Estamos em guerra
As pessoas não se dão conta porque não conseguem sair do passado
Os analistas continuam falando em direito internacional. Estão com dificuldade de sair do passado. Já estamos em guerra. E na guerra não há direitos, apenas a vontade dos mais fortes e a resistência dos mais fracos.
A guerra da Ucrânia não é contra a Ucrânia e sim contra as democracias liberais europeias. A guerra do Irã contra Israel não é contra o governo populista-autoritário de Netanyahu e sim contra o único regime democrático do Oriente Médio (ilhado por quinze ditaduras da região).

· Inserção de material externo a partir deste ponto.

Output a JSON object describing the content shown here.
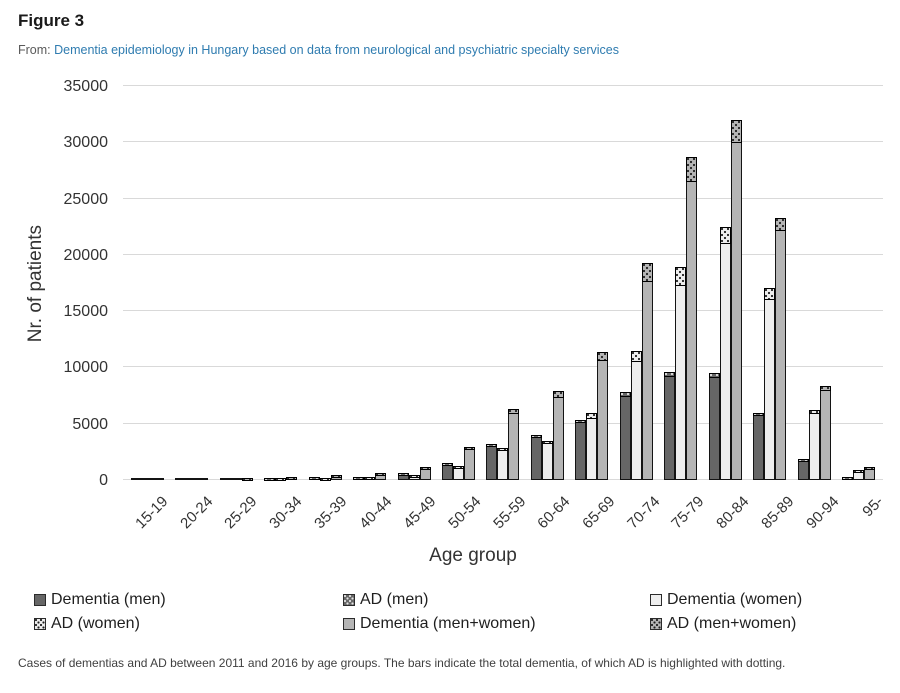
{
  "figure": {
    "title": "Figure 3",
    "from_label": "From:",
    "source_link": "Dementia epidemiology in Hungary based on data from neurological and psychiatric specialty services"
  },
  "caption": "Cases of dementias and AD between 2011 and 2016 by age groups. The bars indicate the total dementia, of which AD is highlighted with dotting.",
  "colors": {
    "link": "#2f7cb0",
    "men_fill": "#666666",
    "women_fill": "#eeeeee",
    "total_fill": "#b5b5b5",
    "bar_border": "#141414",
    "gridline": "#d9d9d9"
  },
  "legend": {
    "items": [
      {
        "label": "Dementia (men)",
        "series": "men",
        "dotted": false
      },
      {
        "label": "AD (men)",
        "series": "men",
        "dotted": true
      },
      {
        "label": "Dementia (women)",
        "series": "women",
        "dotted": false
      },
      {
        "label": "AD (women)",
        "series": "women",
        "dotted": true
      },
      {
        "label": "Dementia (men+women)",
        "series": "total",
        "dotted": false
      },
      {
        "label": "AD (men+women)",
        "series": "total",
        "dotted": true
      }
    ]
  },
  "chart_data": {
    "type": "bar",
    "title": "",
    "xlabel": "Age group",
    "ylabel": "Nr. of patients",
    "ylim": [
      0,
      35000
    ],
    "yticks": [
      0,
      5000,
      10000,
      15000,
      20000,
      25000,
      30000,
      35000
    ],
    "grid": true,
    "legend_position": "bottom",
    "categories": [
      "15-19",
      "20-24",
      "25-29",
      "30-34",
      "35-39",
      "40-44",
      "45-49",
      "50-54",
      "55-59",
      "60-64",
      "65-69",
      "70-74",
      "75-79",
      "80-84",
      "85-89",
      "90-94",
      "95-"
    ],
    "series": [
      {
        "name": "Dementia (men)",
        "values": [
          60,
          90,
          110,
          160,
          250,
          280,
          620,
          1500,
          3200,
          4000,
          5350,
          7800,
          9600,
          9500,
          5950,
          1900,
          270
        ]
      },
      {
        "name": "AD (men)",
        "values": [
          0,
          0,
          0,
          10,
          20,
          30,
          60,
          130,
          220,
          260,
          330,
          390,
          430,
          400,
          270,
          90,
          10
        ]
      },
      {
        "name": "Dementia (women)",
        "values": [
          50,
          70,
          90,
          140,
          220,
          250,
          450,
          1250,
          2850,
          3500,
          5950,
          11450,
          18900,
          22500,
          17100,
          6200,
          890
        ]
      },
      {
        "name": "AD (women)",
        "values": [
          0,
          0,
          0,
          10,
          20,
          30,
          70,
          150,
          260,
          330,
          530,
          950,
          1700,
          1550,
          1100,
          380,
          40
        ]
      },
      {
        "name": "Dementia (men+women)",
        "values": [
          110,
          160,
          200,
          280,
          450,
          600,
          1150,
          2950,
          6300,
          7900,
          11400,
          19300,
          28700,
          32000,
          23300,
          8350,
          1150
        ]
      },
      {
        "name": "AD (men+women)",
        "values": [
          0,
          0,
          10,
          20,
          40,
          60,
          130,
          280,
          480,
          590,
          850,
          1700,
          2250,
          2100,
          1200,
          470,
          50
        ]
      }
    ]
  }
}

Ucrânia e Israel são episódios de guerras quentes regionais que servem de espoleta e de fonte de alimentação para um novo tipo de guerra mundial. Por exemplo, a guerra em Gaza não é (só) em Gaza, mas no mundo todo. Legiões de pessoas, nas principais cidades de dezenas de democracias liberais, saem às ruas incendiadas para gritar “Palestina livre, do rio ao mar” (o que significa, objetivamente, que estão em guerra contra Israel).
Como assim estamos em guerra? - me disse há pouco um amigo no WhatsApp. As pessoas pensam: “Afinal, onde estão os tanques? Nenhum míssil caiu aqui”. Dizer - acrescentou ele - que não estamos em guerra parece o mais lógico, tendo como referência as guerras mundiais que presenciamos no passado.
Mas as pessoas não pensam que, depois das armas nucleares, dificilmente teremos uma guerra mundial nos moldes das duas guerras mundiais do século passado. O contexto mudou. E as análises continuam se baseando em exemplos do passado. Agora temos um novo tipo de guerra global: a netwar, que não é apenas ou principalmente guerra cibernética, guerra informacional ou de propaganda pelas mídias sociais. É guerra fria (uma segunda grande guerra fria, embora, como foi dito, com episódios localizados de guerras quentes). Mas guerra fria é guerra. É uma guerra social (ou antissocial) que atravessa todas as fronteiras, polarizando e dividindo as sociedades democráticas. Mas guerra antissocial é guerra: aliás, o mais perigoso tipo de guerra que se pode imaginar.
Em recente artigo no seu substack (16/12/2025), sobre por que estamos à beira da guerra, Dean Blundell escreveu:
“Por que ninguém está dizendo “Guerra Mundial” (de propósito). Existe um motivo pelo qual nenhum desses líderes está usando a frase que todos estão pensando. Os governos aprenderam uma lição brutal durante a COVID: o pânico colapsa os sistemas mais rápido do que a realidade jamais conseguiria”.
A Rússia está na vanguarda desse novo tipo de guerra mundial. Embora não seja a potência mais forte do eixo autocrático (que reúne as maiores e as piores ditaduras do planeta, como a China, a Bielorrússia, os países do “fimdomundistão” da Ásia Central, a Coreia do Norte, o Irã, o Vietnam, Angola e outras ditaduras africanas, Cuba, Venezuela, Nicarágua - para não falar do tenebroso projeto Bharat de Narendra Modi) a Rússia é a ponta de lança do mais perigoso ataque, já ocorrido na história, das ditaduras contra as democracias liberais.
Curiosamente, o ataque mais bem sucedido do eixo autocrático às democracias liberais não foi a guerra da Rússia contra a Ucrânia ou a guerra do Irã contra Israel e sim a eleição de Trump - evento no qual os sucedâneos da KGB de Putin cumpriram um papel destacado. O conluio Trump-Putin está destruindo qualquer tipo de ordem legal internacional capaz de proteger as democracias.
E não adianta muito apelar para as cortes internacionais, para os tratados assinados pelos países, para as Nações Unidas ou para as agências multilaterais. Nem Trump, nem Putin, nem Xi, nem Khamenei, nem Modi, nem os ditadores menores, querem saber de nada disso, a não ser como argumentos instrumentais de luta política praticada como guerra.
Voltando, pois, ao início deste artigo e ao tema que o motivou. Como dizia a canção “Se você pensa”, de Erasmo e Roberto Carlos, que é de 1968: daqui pra frente, tudo vai ser diferente… As últimas sete a oito décadas de ordem liberal não foram um estado normal do mundo ao qual se possa voltar. Foram uma anomalia histórica, que não se repetirá.